Pela frase ser grande, ele mal entende e eu volto a focar nos passos cada vez mais altos de meu pai, decidindo que era hora de fazer algo. Eu saio do quarto, fechando a porta atrás de mim e respondendo ao chamado de meu pai:
_Estou aqui. Do que precisa, meu pai?
Narrador on:
Diz, educadamente.
_Olá, princesa do papai, quanto tempo.
Diz o homem de porte médio, cabelos grisalhos, com olhos cansados e um bigode excêntrico, e a chama para um abraço, ele evidentemente estava exausto e em condições normais, Emi aceitaria com prazer aquele carinho, mas por algum motivo ela se sente envergonhada hoje, talvez pela presença do rapaz estranho no quarto ao lado e o fato dele conseguir ouvir muito bem tudo o que eles estão falando, é por isso que ela se esquiva do toque do pai e volta a perguntar:
_Precisa de algo, pai?
Com um sorriso envergonhado no rosto.
Seu pai faz um bico triste nos lábios e logo em seguida diz:
_Você cresceu tão rápido, já está recusando meus abraços.

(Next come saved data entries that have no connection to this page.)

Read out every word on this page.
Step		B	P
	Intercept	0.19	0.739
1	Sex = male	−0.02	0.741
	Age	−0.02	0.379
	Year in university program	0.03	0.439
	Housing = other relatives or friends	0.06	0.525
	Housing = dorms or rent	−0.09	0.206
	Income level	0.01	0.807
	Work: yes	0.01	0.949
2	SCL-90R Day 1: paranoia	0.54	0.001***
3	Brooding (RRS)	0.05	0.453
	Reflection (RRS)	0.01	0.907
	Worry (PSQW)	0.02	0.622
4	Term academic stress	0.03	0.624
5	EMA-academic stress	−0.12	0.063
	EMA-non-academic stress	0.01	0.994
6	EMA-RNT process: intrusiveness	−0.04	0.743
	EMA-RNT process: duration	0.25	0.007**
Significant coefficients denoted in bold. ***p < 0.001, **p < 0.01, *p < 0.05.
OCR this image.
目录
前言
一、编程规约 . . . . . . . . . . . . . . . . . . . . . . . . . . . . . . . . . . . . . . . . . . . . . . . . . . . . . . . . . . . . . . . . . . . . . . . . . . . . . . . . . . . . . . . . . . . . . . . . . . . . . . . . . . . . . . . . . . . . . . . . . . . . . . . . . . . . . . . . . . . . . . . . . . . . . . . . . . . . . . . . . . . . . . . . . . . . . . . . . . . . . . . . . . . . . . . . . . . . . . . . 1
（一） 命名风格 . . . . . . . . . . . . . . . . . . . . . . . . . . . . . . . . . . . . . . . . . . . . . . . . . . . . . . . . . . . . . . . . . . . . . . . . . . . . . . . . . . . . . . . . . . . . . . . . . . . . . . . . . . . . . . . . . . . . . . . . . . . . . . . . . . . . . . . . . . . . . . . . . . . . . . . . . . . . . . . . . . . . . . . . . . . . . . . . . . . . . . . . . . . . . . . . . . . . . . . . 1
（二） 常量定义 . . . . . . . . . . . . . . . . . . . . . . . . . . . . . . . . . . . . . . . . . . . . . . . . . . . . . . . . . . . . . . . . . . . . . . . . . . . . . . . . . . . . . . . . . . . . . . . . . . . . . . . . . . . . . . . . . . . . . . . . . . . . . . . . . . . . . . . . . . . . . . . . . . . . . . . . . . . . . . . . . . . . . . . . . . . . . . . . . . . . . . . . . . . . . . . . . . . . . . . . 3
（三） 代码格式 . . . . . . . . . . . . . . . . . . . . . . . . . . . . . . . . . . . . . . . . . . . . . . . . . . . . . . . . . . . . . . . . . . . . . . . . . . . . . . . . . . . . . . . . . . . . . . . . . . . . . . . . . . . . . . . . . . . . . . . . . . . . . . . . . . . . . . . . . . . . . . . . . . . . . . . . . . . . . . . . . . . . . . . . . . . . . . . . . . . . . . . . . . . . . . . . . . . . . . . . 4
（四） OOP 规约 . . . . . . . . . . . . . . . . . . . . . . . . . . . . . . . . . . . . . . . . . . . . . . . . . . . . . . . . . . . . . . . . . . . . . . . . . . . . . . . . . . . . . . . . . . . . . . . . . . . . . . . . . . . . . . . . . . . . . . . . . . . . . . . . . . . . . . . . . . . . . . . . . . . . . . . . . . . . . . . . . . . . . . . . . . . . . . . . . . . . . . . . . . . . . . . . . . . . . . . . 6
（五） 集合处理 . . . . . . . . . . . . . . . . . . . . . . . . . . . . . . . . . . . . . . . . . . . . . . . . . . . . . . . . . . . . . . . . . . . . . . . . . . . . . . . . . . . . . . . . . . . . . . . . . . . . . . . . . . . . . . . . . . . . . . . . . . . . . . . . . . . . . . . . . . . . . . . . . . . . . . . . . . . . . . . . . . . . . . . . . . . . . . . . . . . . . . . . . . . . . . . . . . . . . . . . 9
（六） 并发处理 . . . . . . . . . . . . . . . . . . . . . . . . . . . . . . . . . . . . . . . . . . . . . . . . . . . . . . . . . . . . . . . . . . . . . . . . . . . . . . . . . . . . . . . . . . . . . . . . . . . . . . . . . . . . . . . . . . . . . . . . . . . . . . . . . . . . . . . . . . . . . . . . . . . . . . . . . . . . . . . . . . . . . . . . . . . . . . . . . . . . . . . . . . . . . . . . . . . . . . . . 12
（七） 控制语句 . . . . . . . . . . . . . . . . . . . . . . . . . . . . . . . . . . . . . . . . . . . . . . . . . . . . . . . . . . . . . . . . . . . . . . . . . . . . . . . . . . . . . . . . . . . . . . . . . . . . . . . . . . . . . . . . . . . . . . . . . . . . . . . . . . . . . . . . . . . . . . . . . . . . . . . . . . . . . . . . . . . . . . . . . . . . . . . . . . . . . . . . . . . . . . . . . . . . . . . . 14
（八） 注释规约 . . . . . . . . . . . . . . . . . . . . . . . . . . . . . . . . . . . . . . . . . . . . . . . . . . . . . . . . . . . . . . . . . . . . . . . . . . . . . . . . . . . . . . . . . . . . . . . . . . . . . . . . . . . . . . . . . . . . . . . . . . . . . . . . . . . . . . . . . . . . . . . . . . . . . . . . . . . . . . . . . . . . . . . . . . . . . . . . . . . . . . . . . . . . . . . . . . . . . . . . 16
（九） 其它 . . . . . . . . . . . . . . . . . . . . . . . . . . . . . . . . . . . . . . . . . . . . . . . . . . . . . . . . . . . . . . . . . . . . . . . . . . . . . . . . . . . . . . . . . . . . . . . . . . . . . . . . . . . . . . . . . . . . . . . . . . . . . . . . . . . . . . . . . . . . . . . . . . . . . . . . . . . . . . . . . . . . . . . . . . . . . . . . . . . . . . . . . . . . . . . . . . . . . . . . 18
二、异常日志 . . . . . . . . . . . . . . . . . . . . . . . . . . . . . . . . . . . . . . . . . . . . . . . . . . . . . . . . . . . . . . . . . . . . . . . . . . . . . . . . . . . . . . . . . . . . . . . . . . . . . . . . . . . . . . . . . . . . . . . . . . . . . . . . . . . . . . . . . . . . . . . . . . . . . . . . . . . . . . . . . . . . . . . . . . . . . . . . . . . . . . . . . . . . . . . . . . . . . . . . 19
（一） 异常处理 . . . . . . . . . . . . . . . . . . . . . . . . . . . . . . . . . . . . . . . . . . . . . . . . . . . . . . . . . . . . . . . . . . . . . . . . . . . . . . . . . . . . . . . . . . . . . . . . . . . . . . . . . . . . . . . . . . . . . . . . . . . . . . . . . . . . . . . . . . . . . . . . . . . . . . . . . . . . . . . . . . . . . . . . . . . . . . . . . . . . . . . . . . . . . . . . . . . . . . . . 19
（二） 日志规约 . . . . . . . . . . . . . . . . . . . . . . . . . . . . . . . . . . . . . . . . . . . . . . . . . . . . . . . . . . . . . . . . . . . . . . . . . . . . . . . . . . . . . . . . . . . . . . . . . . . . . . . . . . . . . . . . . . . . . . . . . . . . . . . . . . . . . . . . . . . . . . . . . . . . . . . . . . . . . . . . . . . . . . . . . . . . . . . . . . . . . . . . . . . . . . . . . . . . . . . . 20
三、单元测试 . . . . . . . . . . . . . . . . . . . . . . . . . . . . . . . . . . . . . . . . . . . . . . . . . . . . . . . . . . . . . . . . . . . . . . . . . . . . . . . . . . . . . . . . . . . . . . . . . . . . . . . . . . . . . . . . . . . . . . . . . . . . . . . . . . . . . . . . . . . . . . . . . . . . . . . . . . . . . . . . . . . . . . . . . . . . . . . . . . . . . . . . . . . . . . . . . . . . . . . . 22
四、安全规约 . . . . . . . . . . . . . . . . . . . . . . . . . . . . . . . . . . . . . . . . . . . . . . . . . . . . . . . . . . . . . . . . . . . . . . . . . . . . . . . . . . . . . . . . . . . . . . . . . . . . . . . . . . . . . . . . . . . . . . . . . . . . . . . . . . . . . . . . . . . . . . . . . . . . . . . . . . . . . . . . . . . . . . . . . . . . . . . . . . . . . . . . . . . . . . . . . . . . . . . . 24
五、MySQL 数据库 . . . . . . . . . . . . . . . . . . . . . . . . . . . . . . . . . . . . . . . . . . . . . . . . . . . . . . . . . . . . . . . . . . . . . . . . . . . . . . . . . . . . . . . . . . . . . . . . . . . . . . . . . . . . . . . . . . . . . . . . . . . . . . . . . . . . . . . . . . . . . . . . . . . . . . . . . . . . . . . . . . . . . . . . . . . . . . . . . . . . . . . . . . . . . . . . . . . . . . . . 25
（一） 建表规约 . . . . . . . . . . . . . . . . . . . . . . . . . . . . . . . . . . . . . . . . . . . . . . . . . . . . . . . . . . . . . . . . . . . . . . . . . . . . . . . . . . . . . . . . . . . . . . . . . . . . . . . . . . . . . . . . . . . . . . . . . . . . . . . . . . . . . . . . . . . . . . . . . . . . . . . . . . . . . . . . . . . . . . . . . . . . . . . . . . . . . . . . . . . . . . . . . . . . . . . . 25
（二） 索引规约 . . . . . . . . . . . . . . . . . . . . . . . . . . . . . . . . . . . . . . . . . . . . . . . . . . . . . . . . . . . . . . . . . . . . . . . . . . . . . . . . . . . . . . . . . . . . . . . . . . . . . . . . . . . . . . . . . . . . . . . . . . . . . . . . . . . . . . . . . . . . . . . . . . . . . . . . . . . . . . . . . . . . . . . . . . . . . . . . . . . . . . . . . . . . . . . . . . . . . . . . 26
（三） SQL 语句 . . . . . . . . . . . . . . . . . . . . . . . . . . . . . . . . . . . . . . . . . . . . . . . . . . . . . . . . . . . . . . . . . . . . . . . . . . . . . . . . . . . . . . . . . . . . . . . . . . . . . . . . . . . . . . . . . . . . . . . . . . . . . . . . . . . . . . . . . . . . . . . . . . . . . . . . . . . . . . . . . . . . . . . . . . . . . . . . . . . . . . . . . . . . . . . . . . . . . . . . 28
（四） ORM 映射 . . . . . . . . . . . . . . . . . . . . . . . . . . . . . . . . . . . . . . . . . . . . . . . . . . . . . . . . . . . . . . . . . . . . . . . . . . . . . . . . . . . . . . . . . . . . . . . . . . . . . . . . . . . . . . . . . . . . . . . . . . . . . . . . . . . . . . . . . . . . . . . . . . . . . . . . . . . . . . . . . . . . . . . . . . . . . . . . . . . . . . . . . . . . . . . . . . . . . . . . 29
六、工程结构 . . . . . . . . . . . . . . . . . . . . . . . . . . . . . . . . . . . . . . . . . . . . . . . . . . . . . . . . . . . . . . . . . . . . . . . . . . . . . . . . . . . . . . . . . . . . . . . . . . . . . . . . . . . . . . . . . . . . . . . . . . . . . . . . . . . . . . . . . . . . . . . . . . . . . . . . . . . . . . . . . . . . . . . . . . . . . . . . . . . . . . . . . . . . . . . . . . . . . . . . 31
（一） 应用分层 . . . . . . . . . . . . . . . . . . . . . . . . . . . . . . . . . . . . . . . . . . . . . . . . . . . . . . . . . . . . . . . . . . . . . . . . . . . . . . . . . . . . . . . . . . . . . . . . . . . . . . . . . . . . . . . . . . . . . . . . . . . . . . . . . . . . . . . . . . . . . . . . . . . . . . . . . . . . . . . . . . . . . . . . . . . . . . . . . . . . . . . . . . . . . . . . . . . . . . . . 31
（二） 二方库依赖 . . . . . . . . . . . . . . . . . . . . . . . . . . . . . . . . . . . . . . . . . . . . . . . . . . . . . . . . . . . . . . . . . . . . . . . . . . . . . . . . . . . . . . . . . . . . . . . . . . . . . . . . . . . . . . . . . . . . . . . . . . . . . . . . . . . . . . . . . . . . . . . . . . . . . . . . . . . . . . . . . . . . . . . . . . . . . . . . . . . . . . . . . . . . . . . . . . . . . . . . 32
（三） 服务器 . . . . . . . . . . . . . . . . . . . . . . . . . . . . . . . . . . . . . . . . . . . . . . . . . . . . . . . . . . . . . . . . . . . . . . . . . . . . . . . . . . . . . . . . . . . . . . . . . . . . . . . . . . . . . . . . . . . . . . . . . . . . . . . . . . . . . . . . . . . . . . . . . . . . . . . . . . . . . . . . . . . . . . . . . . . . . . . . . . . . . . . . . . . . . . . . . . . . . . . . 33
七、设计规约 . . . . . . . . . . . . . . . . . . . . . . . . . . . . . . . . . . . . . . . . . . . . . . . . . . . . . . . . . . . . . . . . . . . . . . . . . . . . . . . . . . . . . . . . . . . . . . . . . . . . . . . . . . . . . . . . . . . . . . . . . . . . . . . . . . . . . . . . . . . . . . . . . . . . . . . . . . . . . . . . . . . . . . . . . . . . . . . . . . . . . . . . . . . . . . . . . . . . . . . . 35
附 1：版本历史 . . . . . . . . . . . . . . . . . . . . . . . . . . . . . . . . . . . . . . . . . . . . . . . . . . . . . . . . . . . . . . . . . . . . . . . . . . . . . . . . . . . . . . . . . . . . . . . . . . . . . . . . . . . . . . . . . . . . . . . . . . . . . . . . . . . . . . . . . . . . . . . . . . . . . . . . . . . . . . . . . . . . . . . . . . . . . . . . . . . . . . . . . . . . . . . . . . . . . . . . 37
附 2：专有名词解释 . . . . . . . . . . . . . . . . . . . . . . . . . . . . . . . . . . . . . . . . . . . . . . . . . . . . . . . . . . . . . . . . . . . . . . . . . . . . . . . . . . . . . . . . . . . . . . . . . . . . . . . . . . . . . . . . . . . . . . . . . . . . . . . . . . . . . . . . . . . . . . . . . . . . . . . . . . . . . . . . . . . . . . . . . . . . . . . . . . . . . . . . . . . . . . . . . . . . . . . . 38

Finge ficar triste, mas logo retoma a postura, mostrando que era uma brincadeira e fala:
_Tudo bem, sempre soube que esse dia chegaria.
Logo puxando uma cadeira para se sentar. Emi observa calada aos movimentos do pai, esperando que ele a respondesse o que queria, para que fizesse logo. Ele então abre a maleta do trabalho e pega alguns frascos de perfumes, aparentemente muito caros e Emi logo entende do que se tratava.
_Quero que me ajude a escolher o melhor perfume para minha querida filhinha adolescente, que está crescendo e eu não consigo mais decifrar quais seus gostos.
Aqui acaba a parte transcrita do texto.